= Alliance College-Ready Public Schools =

Charter school operator in Los Angeles, California

Alliance College-Ready Public Schools (LA Alliance) is one of the largest nonprofit public charter school networks in the nation, operating 26 high-performing, public charter middle and high schools that educate nearly 13,000 scholars from Los Angeles’ most underserved communities. The mission of the organization is for 75% or more of the scholars to graduate from a four-year college or university.

==Schools==

As of 2025, Alliance College-Ready Public Schools operates 16 high schools and 9 middle schools.

- High Schools
- Alliance Cindy & Bill Simon Technology Academy HS, South Los Angeles/Watts, East Los Angeles
- Alliance Ted K. Tajima High School, Downtown Los Angeles
- Alliance Collins Family College-Ready High School, Huntington Park
- Alliance Dr Olga Mohan High School, Downtown Los Angeles
- Alliance Gertz-Ressler High School, Downtown Los Angeles
- Alliance Health Services Academy High School, South Los Angeles/Watts, East Los Angeles
- Alliance Judy Ivie Burton Technology Academy High School, South Los Angeles/Watts, East Los Angeles
- Alliance Leichtman-Levine Family Foundation Environmental Science High School, Glassell Park/Lincoln Heights
- Alliance Marc & Eva Stern Math and Science High School, East Los Angeles
- Alliance Margaret M. Bloomfield High School, Walnut Park, California
- Alliance Marine High School, Sun Valley
- Alliance Morgan McKinzie High School, East Los Angeles
- Alliance Patti & Peter Neuwirth Leadership Academy, South Los Angeles/Watts, East Los Angeles
- Alliance Renee & Meyer Luskin Academy High School, South Los Angeles/Watts, East Los Angeles
- Alliance Susan & Eric Smidt Technology High School, Glassell Park/Lincoln Heights
- Alliance William & Carol Ouchi High School, Hyde Park/Watts, South Los Angeles/East Los Angeles

- Middle Schools
- Alliance Christine O’Donovan Middle Academy, South Los Angeles/Watts
- Alliance College-Ready Middle Academy 4, South Los Angeles/Watts
- Alliance College-Ready Middle Academy 8, East Los Angeles
- Alliance College-Ready Middle Academy 12, South Los Angeles/Watts
- Alliance Milt and Debbie Valera Middle Academy, Sun Valley
- Alliance Jack H. Skirball Middle School, South Los Angeles/Watts
- Alliance Kory Hunter Middle School (formerly Alliance College-Ready Middle Academy 9), Huntington Park
- Alliance Richard Merkin Middle School, Downtown Los Angeles
- Alliance Valera Middle School, Sun Valley

==History==

LA Alliance was created in 2004 by business and community leaders involved in the Los Angeles Educational Alliance For Restructuring Now (LEARN) reform effort of the early 1990s in the Los Angeles Unified School District.
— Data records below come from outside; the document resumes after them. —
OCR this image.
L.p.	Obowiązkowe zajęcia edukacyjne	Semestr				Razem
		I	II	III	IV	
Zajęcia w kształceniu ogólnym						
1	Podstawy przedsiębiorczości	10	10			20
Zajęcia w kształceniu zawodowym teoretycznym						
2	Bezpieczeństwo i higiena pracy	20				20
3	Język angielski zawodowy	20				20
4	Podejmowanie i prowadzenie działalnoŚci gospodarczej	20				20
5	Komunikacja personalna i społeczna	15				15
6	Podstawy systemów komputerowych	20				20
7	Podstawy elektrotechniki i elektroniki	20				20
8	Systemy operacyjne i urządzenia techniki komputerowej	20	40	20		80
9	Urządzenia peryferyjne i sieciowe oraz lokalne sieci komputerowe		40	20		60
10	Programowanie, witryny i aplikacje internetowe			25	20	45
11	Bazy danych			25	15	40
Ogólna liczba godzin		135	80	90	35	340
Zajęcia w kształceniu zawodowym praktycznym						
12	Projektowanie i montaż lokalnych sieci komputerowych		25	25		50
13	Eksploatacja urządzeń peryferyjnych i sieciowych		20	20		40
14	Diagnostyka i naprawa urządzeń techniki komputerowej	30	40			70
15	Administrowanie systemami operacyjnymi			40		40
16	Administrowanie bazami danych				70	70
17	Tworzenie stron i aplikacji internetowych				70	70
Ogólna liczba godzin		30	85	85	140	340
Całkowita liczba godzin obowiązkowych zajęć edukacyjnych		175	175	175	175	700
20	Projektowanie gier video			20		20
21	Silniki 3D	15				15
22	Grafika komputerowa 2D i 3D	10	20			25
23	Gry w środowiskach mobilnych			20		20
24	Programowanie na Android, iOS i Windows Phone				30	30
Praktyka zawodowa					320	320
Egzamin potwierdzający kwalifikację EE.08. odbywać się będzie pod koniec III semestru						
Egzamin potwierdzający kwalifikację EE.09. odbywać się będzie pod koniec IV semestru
Following massive budget issues at Inner City Education Foundation (ICEF) Public Schools, another charter school organization in Los Angeles, there were rumors that LA Alliance would take over the ICEF schools in March 2011. Former LA Mayor Richard Riordan was negotiating the merger as a member of both boards of directors. The combined organization would have operated 30 schools with over 12,000 students, however the deal fell through over financial concerns and other complications.

==Teachers==
Since March 2015, teachers at LA Alliance have been engaged in a union organizing campaign. That month, 70 teachers told LA Alliance that they wanted the United Teachers Los Angeles (UTLA) to represent them and asked the company to refrain from interfering.

LA Alliance created a website called Our Alliance Community that opposes the organizing effort. UTLA filed three unfair labor practice (ULP) charges with California’s Public Employment Relations Board (PERB) in August 2015 that accuses LA Alliance of retaliation and refusing to meet with union organizers. In October 2015, PERB asked the court for injunctive relief (at this time there were four ULP’s on file). The Los Angeles County Superior Court issued a temporary restraining order on October 30 and ordered LA Alliance to not “coerce or ask teachers about their positions on unionization, must allow organizers to come onto school grounds, cannot block emails from the union, and must stay 100 feet away from UTLA organizers.”

==Leadership==

Judy Burton, a long time Los Angeles Unified School District (LAUSD) employee, left the district in 2003 to help found LA Alliance. She served as President/CEO until returning to the district in December 2014. The following month, Dan Katzir took over as President/CEO. Katzir previously worked as a consultant and as the Managing Director of the Broad Foundation. Pablo Cesar Villavicencio is the current CEO.

Former LAUSD principal Howard Lappin was hired for school year 2004-05 to run College-Ready Academy High School. He helped turnaround Foshay Learning Center.